Japan plans to revise the Self-Defense Forces Law this autumn so that force can be used to defend “countries with close relationships” facing a military attack, government sources said Saturday.
The legislative change will allow the use of force to be authorized as collective self-defense in such cases — even if Japan faces no direct military attack, the sources said.
Article 76 of the SDF law states that the prime minister can order the SDF to mobilize troops only when recognizing the need to defend Japan from direct military attack.
The countries designated as having close relationships with Japan will not be limited to the United States, either. They could also include Australia and the Philippines, for example, the sources said.
The government of Prime Minister Shinzo Abe is seeking to change the interpretation of the Constitution to legalize the use of collective self-defense, or coming to the aid of an ally under armed attack. In order to actually mobilize forces for collective self-defense, however, the government needs to revise the SDF law and expand the military’s responsibilities, sources said.

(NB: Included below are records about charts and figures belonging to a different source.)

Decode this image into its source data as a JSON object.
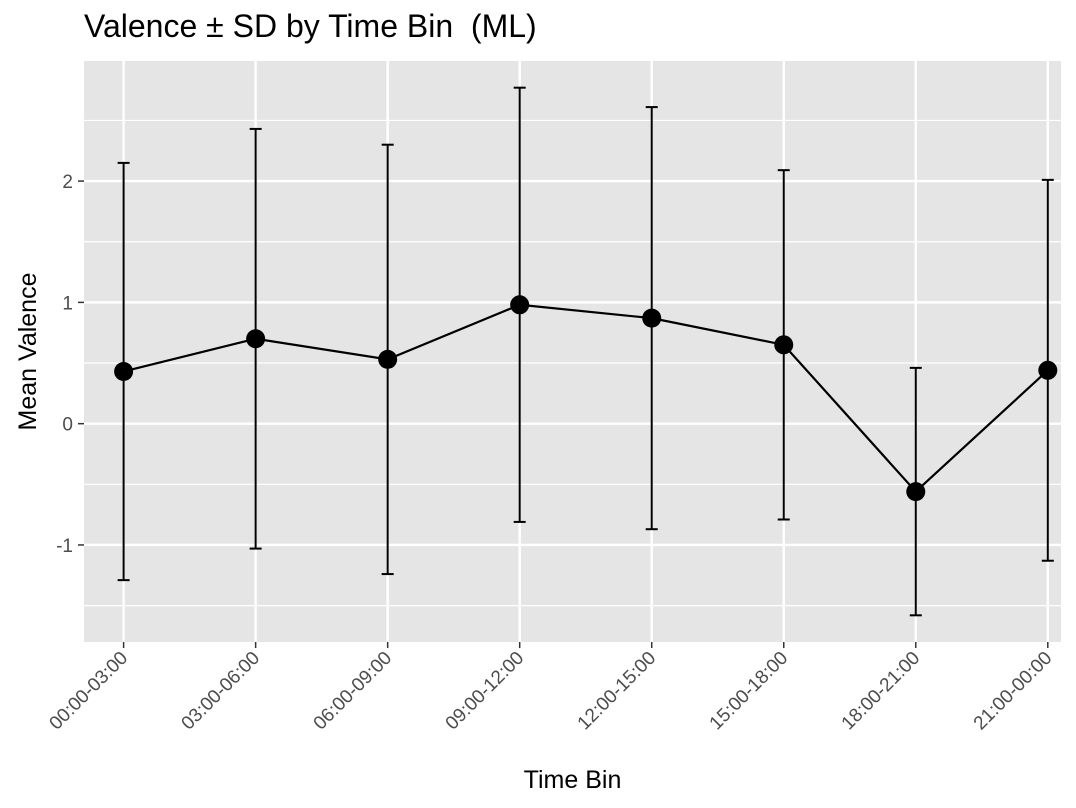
{
  "chart_data": {
    "type": "line",
    "title": "Valence ± SD by Time Bin  (ML)",
    "xlabel": "Time Bin",
    "ylabel": "Mean Valence",
    "categories": [
      "00:00-03:00",
      "03:00-06:00",
      "06:00-09:00",
      "09:00-12:00",
      "12:00-15:00",
      "15:00-18:00",
      "18:00-21:00",
      "21:00-00:00"
    ],
    "series": [
      {
        "mean": [
          0.43,
          0.7,
          0.53,
          0.98,
          0.87,
          0.65,
          -0.56,
          0.44
        ],
        "sd": [
          1.72,
          1.73,
          1.77,
          1.79,
          1.74,
          1.44,
          1.02,
          1.57
        ]
      }
    ],
    "yticks": [
      -1,
      0,
      1,
      2
    ],
    "ylim": [
      -1.8,
      2.99
    ],
    "grid": true,
    "colors": {
      "panel": "#e5e5e5",
      "grid": "#ffffff",
      "line": "#000000",
      "tick_text": "#4d4d4d"
    }
  }
}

The changes to the SDF law would allow Japan to defend U.S. vessels on the high seas.
Under the proposal, the use of force under collective self-defense will be based on an order from the prime minister, who must get approval from the Cabinet. It also would require prior approval from the Diet, in principle, but that could come later in emergencies, the sources said.
The government is aiming to change the government’s interpretation of the supreme code at a Cabinet meeting after reaching a compromise with New Komeito, the smaller coalition partner of Abe’s ruling Liberal Democratic Party.